Sore itu, di bawah jembatan, di bawah pohon Talok .
Desir angin mengiringi pekat senja yang menjadi suram, wajah-wajah pengais rezeki lalu lalang kian riuh membahana.
Di tepi Bengawan Solo, tempat peraduanku
Gemericik air mengalir mengamini bisikku pada alam, damai
Sejenak menepikan bayang sisi
Tentang seseorang, tentang keberanianku pada kesendirian, di bawah telaga risau
Semua berbicara kepalsuan dan mimpi besar, tapi kusampaikan padamu manisnya buah kesabaran
Ilalang asyik beradu berayun mesra, sambil sesekali menyapa hadirku di sini kembali
Adalah wajar jika manusia menginginkan semua hal yang terbaik untuknya, sebuah kisah yang selalu dinaungi bahagia.

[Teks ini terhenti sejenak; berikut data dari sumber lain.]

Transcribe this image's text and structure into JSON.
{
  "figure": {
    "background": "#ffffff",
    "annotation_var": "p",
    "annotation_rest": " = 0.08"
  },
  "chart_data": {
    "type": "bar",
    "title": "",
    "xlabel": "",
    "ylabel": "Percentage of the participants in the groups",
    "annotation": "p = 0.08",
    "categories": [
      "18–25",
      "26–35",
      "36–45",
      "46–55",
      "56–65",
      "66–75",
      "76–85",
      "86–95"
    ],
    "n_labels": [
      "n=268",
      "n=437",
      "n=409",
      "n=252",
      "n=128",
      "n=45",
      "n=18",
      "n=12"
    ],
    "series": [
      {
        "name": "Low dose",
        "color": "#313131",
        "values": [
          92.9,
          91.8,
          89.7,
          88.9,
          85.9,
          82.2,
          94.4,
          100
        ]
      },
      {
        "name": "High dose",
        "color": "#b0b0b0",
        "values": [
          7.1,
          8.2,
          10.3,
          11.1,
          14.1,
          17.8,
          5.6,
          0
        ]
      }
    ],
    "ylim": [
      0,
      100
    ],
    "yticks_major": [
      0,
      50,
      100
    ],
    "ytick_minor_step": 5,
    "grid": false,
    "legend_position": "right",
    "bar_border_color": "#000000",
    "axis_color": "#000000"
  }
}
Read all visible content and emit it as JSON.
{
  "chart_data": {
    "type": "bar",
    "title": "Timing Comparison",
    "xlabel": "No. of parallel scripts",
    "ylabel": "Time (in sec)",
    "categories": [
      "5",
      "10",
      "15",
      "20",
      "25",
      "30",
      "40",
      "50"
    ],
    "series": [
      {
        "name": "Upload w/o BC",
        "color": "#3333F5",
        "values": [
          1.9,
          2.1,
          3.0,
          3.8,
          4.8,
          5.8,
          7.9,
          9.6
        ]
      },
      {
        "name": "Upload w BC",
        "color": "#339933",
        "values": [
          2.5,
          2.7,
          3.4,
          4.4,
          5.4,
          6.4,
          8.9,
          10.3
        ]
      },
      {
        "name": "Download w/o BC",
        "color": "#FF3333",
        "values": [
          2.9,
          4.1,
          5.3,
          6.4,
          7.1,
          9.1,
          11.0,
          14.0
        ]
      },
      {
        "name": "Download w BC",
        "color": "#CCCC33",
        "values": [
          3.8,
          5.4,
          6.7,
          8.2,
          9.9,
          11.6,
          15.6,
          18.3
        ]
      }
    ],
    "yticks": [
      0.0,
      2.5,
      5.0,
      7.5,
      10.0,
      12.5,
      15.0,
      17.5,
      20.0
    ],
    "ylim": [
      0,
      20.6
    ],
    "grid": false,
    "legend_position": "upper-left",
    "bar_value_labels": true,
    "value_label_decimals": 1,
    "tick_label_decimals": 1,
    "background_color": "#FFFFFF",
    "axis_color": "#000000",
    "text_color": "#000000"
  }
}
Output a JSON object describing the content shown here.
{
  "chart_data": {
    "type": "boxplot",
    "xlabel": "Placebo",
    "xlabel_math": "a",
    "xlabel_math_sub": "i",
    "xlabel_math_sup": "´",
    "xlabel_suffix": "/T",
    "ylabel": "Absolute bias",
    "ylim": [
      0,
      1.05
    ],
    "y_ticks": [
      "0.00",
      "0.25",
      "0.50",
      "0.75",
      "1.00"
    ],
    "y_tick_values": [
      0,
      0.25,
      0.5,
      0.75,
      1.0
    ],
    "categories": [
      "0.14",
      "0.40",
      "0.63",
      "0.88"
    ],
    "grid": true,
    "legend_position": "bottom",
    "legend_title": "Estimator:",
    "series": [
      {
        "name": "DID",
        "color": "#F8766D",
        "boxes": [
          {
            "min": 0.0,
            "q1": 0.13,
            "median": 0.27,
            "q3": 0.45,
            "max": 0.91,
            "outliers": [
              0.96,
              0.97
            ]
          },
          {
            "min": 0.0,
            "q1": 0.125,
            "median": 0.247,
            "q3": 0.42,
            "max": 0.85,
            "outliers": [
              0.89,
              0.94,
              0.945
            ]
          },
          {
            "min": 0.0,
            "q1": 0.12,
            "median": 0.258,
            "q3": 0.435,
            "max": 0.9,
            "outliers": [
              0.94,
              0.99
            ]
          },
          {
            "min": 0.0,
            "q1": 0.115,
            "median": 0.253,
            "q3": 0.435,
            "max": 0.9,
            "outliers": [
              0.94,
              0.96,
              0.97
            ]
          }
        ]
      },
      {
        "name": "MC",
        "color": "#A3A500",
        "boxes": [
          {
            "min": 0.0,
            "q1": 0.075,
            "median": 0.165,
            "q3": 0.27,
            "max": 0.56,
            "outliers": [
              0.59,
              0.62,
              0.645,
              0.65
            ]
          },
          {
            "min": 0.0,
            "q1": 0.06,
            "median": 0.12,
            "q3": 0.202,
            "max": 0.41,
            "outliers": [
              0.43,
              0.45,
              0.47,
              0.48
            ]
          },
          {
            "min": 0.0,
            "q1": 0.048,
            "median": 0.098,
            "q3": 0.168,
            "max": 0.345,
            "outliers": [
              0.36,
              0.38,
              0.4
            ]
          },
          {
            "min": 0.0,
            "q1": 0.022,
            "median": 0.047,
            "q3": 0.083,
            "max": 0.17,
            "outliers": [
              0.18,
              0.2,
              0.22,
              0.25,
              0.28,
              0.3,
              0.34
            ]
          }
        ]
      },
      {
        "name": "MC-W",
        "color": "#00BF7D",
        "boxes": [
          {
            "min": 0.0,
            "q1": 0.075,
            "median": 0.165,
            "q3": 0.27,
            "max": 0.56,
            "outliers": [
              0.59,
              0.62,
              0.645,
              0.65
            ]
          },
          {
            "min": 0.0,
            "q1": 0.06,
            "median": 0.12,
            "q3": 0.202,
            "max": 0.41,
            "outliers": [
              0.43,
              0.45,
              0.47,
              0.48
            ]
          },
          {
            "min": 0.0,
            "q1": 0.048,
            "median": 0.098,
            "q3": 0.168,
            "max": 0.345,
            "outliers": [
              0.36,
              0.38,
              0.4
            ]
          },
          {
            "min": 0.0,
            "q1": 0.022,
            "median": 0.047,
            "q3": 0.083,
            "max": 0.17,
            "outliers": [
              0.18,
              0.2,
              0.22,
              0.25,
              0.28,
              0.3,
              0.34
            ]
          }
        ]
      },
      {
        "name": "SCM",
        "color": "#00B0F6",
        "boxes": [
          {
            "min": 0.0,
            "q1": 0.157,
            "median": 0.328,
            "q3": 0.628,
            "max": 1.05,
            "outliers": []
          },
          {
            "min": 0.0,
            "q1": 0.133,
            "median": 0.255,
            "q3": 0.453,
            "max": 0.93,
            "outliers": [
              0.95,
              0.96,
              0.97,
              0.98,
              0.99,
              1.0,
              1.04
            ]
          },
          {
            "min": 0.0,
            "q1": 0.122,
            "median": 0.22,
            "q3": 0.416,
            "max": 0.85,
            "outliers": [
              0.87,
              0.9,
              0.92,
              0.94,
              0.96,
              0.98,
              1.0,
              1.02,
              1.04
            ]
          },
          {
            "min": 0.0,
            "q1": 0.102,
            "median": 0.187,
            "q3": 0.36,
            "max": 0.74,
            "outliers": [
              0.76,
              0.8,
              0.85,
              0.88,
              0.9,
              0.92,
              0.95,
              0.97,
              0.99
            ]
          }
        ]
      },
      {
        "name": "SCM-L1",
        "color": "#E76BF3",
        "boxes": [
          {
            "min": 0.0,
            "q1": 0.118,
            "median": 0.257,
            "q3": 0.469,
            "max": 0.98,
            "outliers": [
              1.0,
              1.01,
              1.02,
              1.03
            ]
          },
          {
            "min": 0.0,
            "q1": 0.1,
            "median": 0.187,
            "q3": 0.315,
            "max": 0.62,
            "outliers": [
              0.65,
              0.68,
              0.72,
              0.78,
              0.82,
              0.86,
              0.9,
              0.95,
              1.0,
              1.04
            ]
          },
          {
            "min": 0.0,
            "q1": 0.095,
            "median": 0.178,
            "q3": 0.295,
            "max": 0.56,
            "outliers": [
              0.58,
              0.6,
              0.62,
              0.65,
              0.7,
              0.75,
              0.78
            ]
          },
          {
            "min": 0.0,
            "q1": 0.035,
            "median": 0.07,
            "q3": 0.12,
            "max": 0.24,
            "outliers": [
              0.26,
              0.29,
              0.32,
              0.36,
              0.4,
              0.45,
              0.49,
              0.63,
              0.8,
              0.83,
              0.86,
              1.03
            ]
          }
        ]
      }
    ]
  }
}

Tapi kau mengajarkanku hakekat bahagia, tentang keabadian
Menetapi jalan yang senantiasa terlandas iman
Dalam bisu kau menerimaku dengan kesederhanaan, seperti aku mencarimu yang digelayuti sepi
Bengawan Solo
Sebait sastra, ini bahasa kita
bahasa yang hanya kita pahami, dunia yang hanya kita mengerti, sebuah dimensi dengan satu tema yang telah kita sepakati, cinta.